Anthropic quickly removed a tracker secretly monitoring Claude Code users in China after a security researcher
exposed the hidden code and condemned the spyware-like tracking as a “serious breach of user trust.”
Last week, a web developer known as “Thereallo” was researching privacy issues in Claude Code and was shocked to find that the AI firm was using “prompt steganography” to hide code that tracks Chinese users “in plain sight.” This code wasn’t malicious, but it was sending information to Anthropic that most users wouldn’t detect, relying on shorthand markers to quietly flag users’ timezone, proxy, and potential connection to Chinese AI labs that
Anthropic has accused of distillation attacks.
On X, Anthropic engineer Thariq Shihipar confirmed that the tracker was added to Claude Code as an “experiment” in March.
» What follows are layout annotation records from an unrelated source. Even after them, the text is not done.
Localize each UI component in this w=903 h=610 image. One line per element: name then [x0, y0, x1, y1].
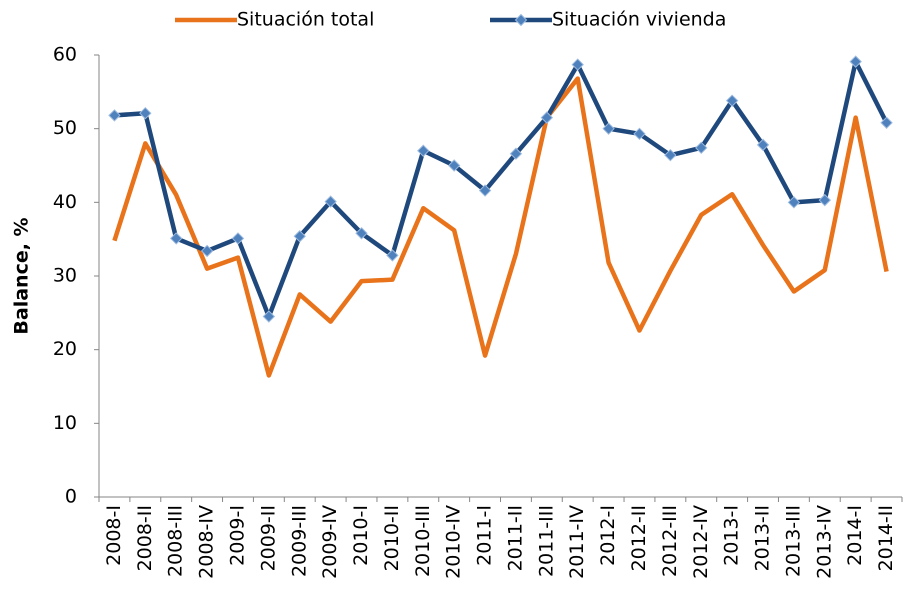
y-tick-label: 20	[53, 338, 77, 360]
x-tick-label: 2010-I	[350, 505, 372, 566]
marker	[880, 116, 893, 129]
marker	[695, 141, 708, 155]
x-tick-label: 2010-II	[381, 505, 403, 571]
marker	[849, 55, 862, 68]
y-tick-label: 60	[53, 44, 77, 66]
x-tick-label: 2012-I	[597, 505, 619, 566]
x-tick-label: 2012-IV	[690, 505, 712, 579]
marker	[170, 232, 183, 245]
x-tick-label: 2010-III	[412, 505, 434, 577]
x-tick-label: 2012-III	[659, 505, 681, 577]
marker	[139, 106, 152, 120]
x-tick-label: 2013-II	[752, 505, 774, 571]
marker	[478, 184, 492, 197]
x-tick-label: 2012-II	[628, 505, 650, 571]
marker	[509, 147, 523, 160]
x-tick-label: 2009-II	[257, 505, 279, 571]
legend-marker	[514, 13, 528, 27]
x-tick-label: 2013-I	[721, 505, 743, 566]
marker	[633, 127, 646, 141]
marker	[231, 232, 245, 245]
marker	[200, 244, 214, 258]
x-tick-label: 2008-II	[134, 505, 156, 571]
x-tick-label: 2008-IV	[196, 505, 218, 579]
x-tick-label: 2014-I	[844, 505, 866, 566]
x-tick-label: 2014-II	[875, 505, 897, 571]
marker	[293, 230, 306, 243]
x-tick-label: 2011-III	[535, 505, 557, 577]
marker	[262, 310, 276, 323]
marker	[108, 109, 121, 122]
marker	[725, 94, 739, 107]
marker	[571, 58, 584, 71]
marker	[386, 249, 399, 262]
marker	[540, 111, 554, 124]
marker	[447, 159, 461, 172]
x-tick-label: 2009-IV	[319, 505, 341, 579]
y-tick-label: 40	[53, 191, 77, 213]
y-tick-label: 50	[53, 117, 77, 139]
x-tick-label: 2008-I	[103, 505, 125, 566]
x-tick-label: 2008-III	[165, 505, 187, 577]
marker	[787, 196, 801, 209]
y-tick-label: 30	[53, 265, 77, 287]
x-tick-label: 2011-IV	[566, 505, 588, 579]
marker	[417, 144, 430, 157]
marker	[818, 193, 831, 207]
legend-label: Situación total	[237, 9, 374, 31]
x-tick-label: 2009-I	[226, 505, 248, 566]
x-tick-label: 2011-I	[474, 505, 496, 566]
marker	[756, 138, 770, 152]
x-tick-label: 2013-IV	[813, 505, 835, 579]
line	[112, 76, 889, 378]
marker	[355, 227, 368, 240]
y-tick-label: 0	[65, 486, 77, 508]
x-tick-label: 2010-IV	[443, 505, 465, 579]
legend-label: Situación vivienda	[552, 9, 726, 31]
y-axis-label: Balance, %	[11, 217, 33, 334]
line	[114, 59, 889, 319]
marker	[664, 148, 677, 162]
x-tick-label: 2009-III	[288, 505, 310, 577]
x-tick-label: 2013-III	[782, 505, 804, 577]
x-tick-label: 2011-II	[504, 505, 526, 571]
marker	[324, 195, 337, 208]
marker	[602, 122, 615, 135]
y-tick-label: 10	[53, 412, 77, 434]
According to Shihipar, the code “was meant to prevent account abuse from unauthorized resellers and protect against distillation.” Regarding the former,
The Washington Post found unauthorized retailers have sold access to free models for $1 a month, and pro subscriptions that can cost $100 monthly sell for “as little as $12.”
Supposedly, Anthropic has “actually been meaning to take this down for a while,” Shihipar said of the hidden code, because engineers have “landed stronger mitigations since then.”
Privacy advocates were not happy with the explanation, though, warning that the code is evidence that Anthropic is willing to cross lines to surveil users. That’s perhaps especially surprising, considering that Anthropic riled the Trump administration by
refusing to allow the US government to use Claude to surveil US users. The AI firm has since sued the White House over the clash.